Rather than a notion of "job slots", it would be preferable to consider every individual as already participating in a variety of "learning phases". Some of these involve production and/or consumption of material goods, whereas others might only involve production and/or consumption of symbolic goods. Clearly the greater the involvement in the symbolic components of the system, the lower the probable strain on the material components.

This does not avoid the problem of the need for material goods but it reduces its importance considerably - as the Roman's recognized with their cynicai circus policy (matched by its modern media counterpart). Perhaps the problem can better be conceived as the psycho-social organization of attention and the "energy" flows with which this is associated, particularly in relation to "value" and "the significant". It is then less a question of state-controlled manipulation of the media and public opinion, and more a question of catalyzing the self-organization of grass-roots learning phases and discovering how they can be interwoven to sustain exchanges of greater value.

The tragedy of the "unemployment crisis" is that economic theory, and the institutions it has engendered, has systematically discredited the participation of individuals in any local symbolic economy in which they are naturally "employed". (As an extreme example, an old lady seated on a bench in an Italian village square "doing nothing" probably considers herself "fully employed", and is perceived as such by the community.) The functions of the symbolic economy have been partially replaced by the leisure system and the social security system but neither of these encourage individuals in any desire they may still have to initiate new employments of their time which can be organized with those of others into more productive learning experiences. Gang vandalism is a frustrated response to this condition.
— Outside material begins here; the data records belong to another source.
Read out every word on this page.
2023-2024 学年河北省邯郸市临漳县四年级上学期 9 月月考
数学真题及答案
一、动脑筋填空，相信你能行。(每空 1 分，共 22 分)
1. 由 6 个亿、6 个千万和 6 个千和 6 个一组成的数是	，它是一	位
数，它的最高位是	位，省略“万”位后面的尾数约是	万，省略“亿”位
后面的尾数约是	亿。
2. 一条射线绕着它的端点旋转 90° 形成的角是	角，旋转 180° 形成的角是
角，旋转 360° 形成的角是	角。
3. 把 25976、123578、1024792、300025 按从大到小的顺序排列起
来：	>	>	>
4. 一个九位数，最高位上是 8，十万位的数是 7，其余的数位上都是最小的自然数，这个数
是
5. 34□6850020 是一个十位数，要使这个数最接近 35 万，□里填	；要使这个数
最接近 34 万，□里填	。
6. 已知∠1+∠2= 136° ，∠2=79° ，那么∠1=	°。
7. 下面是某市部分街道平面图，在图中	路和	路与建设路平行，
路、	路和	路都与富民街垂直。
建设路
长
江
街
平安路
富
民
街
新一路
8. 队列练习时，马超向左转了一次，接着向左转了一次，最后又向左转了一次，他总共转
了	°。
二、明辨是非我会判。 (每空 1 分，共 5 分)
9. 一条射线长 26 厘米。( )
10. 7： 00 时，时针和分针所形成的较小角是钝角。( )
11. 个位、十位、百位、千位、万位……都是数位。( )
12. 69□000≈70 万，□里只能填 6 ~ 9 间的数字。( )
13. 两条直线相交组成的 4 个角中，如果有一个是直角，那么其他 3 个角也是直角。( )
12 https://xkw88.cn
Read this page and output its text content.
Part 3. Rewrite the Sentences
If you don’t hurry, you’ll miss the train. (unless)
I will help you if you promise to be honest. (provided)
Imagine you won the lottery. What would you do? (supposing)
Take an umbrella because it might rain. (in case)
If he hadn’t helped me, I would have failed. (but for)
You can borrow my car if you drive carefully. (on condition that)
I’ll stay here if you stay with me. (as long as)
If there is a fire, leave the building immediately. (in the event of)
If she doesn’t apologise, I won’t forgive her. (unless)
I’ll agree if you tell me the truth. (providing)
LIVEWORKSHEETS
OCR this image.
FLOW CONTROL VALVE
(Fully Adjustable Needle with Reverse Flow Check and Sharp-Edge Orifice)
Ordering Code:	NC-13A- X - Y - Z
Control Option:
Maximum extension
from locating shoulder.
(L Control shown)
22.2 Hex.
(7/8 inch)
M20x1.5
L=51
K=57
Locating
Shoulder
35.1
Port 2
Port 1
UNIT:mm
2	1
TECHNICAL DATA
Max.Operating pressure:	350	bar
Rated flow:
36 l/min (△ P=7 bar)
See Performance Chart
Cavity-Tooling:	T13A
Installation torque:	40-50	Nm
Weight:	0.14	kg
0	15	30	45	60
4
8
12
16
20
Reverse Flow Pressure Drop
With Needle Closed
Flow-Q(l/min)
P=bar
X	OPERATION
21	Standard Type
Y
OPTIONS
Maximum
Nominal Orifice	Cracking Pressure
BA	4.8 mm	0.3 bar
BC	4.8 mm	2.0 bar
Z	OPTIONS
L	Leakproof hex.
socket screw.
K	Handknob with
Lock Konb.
The key to the "unemployment crisis" may well be that of making local symbol economics self-sustaining so that from them self-sustaining material economics may once again emerge where appropriate. The problem is how time may be better employed by an individual, in association with others, to sustain a more fulfilling involvement in the community. It is unfortunate that this is narrowly conceived in terms of the production of material goods and services in return for monetary tokens.